Demnach waren alle auf eine etwa 12-stündige Expedition eingestellt. Die Oceangate-Planung sah vor, dass der Abstieg zur Titanic etwa zweieinhalb Stunden und der Wiederaufstieg an die Oberfläche ebenfalls etwa zweieinhalb Stunden dauern würde. Dazwischen lagen etwa vier Stunden für die Besichtigung des Wracks. Der Rest der Zeit war Puffer.

Dunkelheit und Musik

Die Missionsspezialisten, wie jene Passagiere genannt wurden, die für die Tour zum "Titanic"-Wrack bezahlt haben, hätten Hemden und Jacken bekommen, auf denen ihr Name und die Flaggen ihrer Herkunftsländer gestickt waren. Die Gäste an Bord wurden darauf vorbereitet, dass sie auf dem Weg in die Tiefe durch das Bullauge und die Außenkameras nicht viel zu sehen bekämen. Der Batteriestrom an Bord werde für die Zeit am Meeresboden gespart.
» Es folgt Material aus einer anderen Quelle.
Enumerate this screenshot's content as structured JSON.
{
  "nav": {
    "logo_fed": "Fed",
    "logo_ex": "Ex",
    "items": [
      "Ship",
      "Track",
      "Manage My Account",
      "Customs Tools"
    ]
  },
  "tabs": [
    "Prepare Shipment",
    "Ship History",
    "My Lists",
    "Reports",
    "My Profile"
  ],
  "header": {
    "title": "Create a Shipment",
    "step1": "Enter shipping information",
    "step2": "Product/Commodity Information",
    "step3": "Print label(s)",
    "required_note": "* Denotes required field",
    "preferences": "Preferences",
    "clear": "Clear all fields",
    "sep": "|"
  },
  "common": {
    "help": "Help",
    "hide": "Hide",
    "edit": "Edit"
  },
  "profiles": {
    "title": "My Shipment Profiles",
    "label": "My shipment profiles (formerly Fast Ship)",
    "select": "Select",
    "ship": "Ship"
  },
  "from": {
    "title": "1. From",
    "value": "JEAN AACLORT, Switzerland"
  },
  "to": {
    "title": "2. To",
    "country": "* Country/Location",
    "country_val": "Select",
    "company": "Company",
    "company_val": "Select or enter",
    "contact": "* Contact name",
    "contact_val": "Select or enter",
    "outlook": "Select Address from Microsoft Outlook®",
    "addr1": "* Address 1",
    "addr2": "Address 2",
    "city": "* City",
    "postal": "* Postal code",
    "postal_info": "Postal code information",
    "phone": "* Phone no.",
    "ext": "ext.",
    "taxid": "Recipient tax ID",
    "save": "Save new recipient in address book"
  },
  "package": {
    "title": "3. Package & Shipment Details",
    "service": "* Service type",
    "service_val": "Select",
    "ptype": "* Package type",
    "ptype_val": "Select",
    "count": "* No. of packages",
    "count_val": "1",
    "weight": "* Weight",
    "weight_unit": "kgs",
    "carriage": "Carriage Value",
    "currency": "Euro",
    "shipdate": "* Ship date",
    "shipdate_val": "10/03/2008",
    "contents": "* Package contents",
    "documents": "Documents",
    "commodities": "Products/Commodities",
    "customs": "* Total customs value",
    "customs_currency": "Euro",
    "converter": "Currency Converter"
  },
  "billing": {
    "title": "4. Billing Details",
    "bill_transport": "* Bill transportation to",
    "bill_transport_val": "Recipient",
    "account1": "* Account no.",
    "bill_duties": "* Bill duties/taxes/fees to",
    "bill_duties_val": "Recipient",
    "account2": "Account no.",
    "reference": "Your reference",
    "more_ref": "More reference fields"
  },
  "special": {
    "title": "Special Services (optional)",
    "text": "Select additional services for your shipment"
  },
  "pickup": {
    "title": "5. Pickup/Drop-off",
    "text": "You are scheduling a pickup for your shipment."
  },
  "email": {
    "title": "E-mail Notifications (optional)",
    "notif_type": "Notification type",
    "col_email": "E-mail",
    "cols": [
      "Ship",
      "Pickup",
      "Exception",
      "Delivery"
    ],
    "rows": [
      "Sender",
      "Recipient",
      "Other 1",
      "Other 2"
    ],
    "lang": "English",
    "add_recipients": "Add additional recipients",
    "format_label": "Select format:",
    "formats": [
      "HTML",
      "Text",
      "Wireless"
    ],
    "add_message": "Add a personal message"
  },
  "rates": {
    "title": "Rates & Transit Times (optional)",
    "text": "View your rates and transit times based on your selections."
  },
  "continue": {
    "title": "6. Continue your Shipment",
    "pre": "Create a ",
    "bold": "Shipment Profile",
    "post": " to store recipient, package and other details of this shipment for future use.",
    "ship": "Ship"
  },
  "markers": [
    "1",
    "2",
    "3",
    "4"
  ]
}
Wer wollte, sollte seine Lieblingsmusik auf dem Handy dabeihaben, um sie mit den anderen über eine Bluetooth-Box zu hören.

Die Tour zum Wrack der "Titanic" sei ein Traum ihrer Familie gewesen, seit sie 2012 in Singapur eine Ausstellung zum 100. Jahrestag des Untergangs der "Titanic" besucht hatten, erzählte Dawood. Einige der dort ausgestellten Gegenstände hatte wahrscheinlich Henri-Paul Nargeolet bei früheren Expeditionen mit an die Oberfläche gebracht. Auch Nargeolet war beim Unglückstauchgang der "Titan" mit an Bord und starb.

Das Letzte, was sie von ihrem Mann und ihrem Sohn gesehen habe, war, wie sie auf der auf dem Meer schaukelnden Plattform der "Titan" in das Tauchboot kletterten. Ihr 19-jähriger Sohn Suleman hatte seinen Zauberwürfel dabei, weil er einen Weltrekord plante: Er wollte den berühmten Puzzlewürfel in fast 4000 Metern Meerestiefe lösen. Ihr Mann Shahzada hatte eine Kamera mitgenommen, um den Blick auf den Meeresboden durch das einzige Bullauge der Titan einzufangen. Er habe eine helfende Hand gebraucht, um mit der ganzen Ausrüstung heil die Treppe hinunterzukommen. Ihre Tochter und sie hofften, dass er "nicht ins Wasser fällt".

Wenige Stunden später riss der Kontakt zur "Titan" ab. Christine Dawood hält sich an den Bildern fest, wie freudig aufgeregt ihr Mann und ihr Sohn vor dem Tauchgang waren. Und dass sie in den Sekunden vor der Implosion einen Blick auf biolumineszierende Meeresbewohner erhaschen konnten, in dem Gefühl, sie würden durch Sterne fallen.